Incinews.net
Kamis, 30 Juli 2026, 17.47 WIB
Last Updated 2026-07-30T09:55:09Z
DPRD Kabupaten BimaHeadlinePerdaPilkadesRaperdaWakil Bupati

DPRD Kabupaten Bima Sahkan Perda Pilkades



INCINews.netDPRD Kabupaten Bima bersama Pemerintah Kabupaten Bima mengesahkan Peraturan Daerah (Perda) tentang Pemilihan Kepala Desa dalam rapat paripurna yang digelar di ruang sidang DPRD Kabupaten Bima, Kamis (30/7/2026).


Rapat dipimpin Wakil Ketua III DPRD Kabupaten Bima, Nazaruddin, S.H., dan dihadiri Wakil Bupati Bima dr. H. Irfan Zubaidy, Kepala Dinas Pemberdayaan Masyarakat dan Desa (DPMDes), pimpinan organisasi perangkat daerah (OPD), serta anggota DPRD Kabupaten Bima.


Pengesahan perda tersebut menjadi penanda berakhirnya pembahasan regulasi yang akan menjadi dasar penyelenggaraan pemilihan kepala desa di Kabupaten Bima.
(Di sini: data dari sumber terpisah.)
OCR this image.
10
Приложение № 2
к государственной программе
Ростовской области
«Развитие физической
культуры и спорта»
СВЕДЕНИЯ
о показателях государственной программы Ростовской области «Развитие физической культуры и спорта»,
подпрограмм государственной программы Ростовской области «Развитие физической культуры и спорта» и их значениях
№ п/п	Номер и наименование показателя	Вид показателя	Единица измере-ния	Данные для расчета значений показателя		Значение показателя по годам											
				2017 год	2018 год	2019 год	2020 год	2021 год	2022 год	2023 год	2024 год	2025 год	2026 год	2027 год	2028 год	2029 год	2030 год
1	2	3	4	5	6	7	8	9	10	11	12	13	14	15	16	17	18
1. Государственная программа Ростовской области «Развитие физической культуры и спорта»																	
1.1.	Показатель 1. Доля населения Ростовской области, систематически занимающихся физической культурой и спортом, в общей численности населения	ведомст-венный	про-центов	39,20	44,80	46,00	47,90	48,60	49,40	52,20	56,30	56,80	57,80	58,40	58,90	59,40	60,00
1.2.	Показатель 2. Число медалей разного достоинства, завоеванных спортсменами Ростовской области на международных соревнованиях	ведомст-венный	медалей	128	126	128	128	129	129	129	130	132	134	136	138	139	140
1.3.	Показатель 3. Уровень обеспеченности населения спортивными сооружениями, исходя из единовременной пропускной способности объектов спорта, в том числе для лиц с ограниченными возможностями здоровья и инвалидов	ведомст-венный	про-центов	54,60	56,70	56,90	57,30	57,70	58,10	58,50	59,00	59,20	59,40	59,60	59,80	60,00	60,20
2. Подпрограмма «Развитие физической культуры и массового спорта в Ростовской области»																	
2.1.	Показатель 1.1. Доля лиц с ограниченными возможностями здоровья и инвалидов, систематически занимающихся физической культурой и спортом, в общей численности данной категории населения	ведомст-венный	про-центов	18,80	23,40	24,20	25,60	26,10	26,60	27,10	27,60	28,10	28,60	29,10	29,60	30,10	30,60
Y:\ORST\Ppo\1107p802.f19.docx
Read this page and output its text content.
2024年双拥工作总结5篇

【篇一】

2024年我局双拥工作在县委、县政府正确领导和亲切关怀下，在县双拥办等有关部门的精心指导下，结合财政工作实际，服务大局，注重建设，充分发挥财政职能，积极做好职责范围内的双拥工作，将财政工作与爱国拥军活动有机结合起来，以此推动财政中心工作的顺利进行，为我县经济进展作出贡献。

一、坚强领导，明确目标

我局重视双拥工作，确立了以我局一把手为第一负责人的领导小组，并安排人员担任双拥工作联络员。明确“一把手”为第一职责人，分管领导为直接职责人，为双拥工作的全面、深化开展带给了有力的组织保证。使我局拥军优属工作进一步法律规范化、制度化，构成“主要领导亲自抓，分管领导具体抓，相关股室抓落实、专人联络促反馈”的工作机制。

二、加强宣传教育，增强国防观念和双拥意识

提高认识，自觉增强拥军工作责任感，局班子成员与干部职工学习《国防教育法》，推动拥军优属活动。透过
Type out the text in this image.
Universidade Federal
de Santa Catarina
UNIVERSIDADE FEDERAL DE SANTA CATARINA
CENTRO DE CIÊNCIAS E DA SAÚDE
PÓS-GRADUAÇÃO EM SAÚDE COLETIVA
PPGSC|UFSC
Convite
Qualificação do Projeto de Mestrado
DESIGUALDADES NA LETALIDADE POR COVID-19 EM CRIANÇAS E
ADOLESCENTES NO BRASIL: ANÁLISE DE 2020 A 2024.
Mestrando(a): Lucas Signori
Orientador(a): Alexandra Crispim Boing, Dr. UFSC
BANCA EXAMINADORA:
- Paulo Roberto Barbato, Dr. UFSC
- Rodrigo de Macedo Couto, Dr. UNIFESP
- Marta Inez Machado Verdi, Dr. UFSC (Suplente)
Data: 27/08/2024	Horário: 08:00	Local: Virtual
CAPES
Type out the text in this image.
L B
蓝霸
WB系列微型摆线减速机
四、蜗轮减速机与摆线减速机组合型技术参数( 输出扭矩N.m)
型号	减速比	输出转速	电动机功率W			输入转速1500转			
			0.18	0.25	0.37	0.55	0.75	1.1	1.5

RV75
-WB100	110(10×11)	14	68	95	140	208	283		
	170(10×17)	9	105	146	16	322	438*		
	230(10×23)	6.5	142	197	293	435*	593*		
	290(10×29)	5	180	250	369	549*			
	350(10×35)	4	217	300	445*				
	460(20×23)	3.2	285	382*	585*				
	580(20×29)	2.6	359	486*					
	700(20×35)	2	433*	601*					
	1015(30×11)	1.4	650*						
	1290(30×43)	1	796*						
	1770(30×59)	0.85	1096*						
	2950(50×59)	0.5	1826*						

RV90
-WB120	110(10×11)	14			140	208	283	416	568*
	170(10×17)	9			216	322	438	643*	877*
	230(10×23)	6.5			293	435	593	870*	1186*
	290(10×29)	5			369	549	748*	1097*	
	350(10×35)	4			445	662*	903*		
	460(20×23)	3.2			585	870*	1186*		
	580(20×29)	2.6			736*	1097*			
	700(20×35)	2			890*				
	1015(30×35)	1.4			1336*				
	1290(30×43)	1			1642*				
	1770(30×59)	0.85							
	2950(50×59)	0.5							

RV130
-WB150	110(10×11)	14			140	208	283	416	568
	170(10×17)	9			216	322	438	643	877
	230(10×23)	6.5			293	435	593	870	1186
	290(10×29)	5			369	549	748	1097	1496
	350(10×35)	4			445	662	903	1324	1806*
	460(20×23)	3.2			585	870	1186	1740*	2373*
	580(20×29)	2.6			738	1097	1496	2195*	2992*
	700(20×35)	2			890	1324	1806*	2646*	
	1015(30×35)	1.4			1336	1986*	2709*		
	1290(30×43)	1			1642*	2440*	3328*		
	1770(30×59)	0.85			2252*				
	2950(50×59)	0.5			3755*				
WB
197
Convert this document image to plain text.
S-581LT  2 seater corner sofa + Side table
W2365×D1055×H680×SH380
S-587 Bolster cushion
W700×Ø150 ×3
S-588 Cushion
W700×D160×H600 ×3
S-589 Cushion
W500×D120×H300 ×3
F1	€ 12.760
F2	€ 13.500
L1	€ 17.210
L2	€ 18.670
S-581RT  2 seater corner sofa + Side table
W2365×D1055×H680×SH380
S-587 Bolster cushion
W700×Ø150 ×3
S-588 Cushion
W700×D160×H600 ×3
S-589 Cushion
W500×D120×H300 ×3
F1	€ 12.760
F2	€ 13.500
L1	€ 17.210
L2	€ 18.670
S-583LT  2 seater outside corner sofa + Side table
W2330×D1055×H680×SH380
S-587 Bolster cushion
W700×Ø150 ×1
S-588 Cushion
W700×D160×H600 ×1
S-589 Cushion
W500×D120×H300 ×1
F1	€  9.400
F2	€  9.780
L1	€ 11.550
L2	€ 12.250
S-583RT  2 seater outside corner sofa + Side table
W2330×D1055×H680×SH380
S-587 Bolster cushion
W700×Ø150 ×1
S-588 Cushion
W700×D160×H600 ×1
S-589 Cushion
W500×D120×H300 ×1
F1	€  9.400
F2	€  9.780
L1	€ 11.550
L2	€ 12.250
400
Regulasi itu juga diharapkan memberikan kepastian hukum sekaligus menjadi pedoman bagi pemerintah daerah, penyelenggara, dan masyarakat dalam setiap tahapan pilkades.


Wakil Bupati Bima, dr. H. Irfan Zubaidy, mengatakan perda yang telah disepakati bersama akan menjadi acuan dalam pelaksanaan pemilihan kepala desa di Kabupaten Bima.


"Ini akan menjadi acuan bersama dalam pemilihan kepala desa," kata Irfan kepada INCINews.net usai rapat paripurna.


Menurut dia, keberadaan perda tersebut diharapkan mampu mendorong penyelenggaraan pilkades yang tertib, demokratis, dan kondusif, sekaligus meminimalkan potensi sengketa dalam proses pelaksanaannya.


Dalam rapat paripurna, DPRD juga meminta pemerintah daerah segera menyusun aturan pelaksana melalui Peraturan Bupati (Perbup). Regulasi teknis itu dinilai penting agar implementasi perda dapat berjalan efektif sesuai kebutuhan di lapangan.


Anggota DPRD Kabupaten Bima, Jasmin A. Malik, berharap perda yang telah disahkan dapat menjadi landasan dalam mewujudkan pelaksanaan pemilihan kepala desa yang berkualitas.


"Dengan ditetapkannya perda ini, kami berharap pelaksanaan pemilihan kepala desa di Kabupaten Bima dapat berlangsung harmonis, demokratis, dan berkualitas," ujarnya.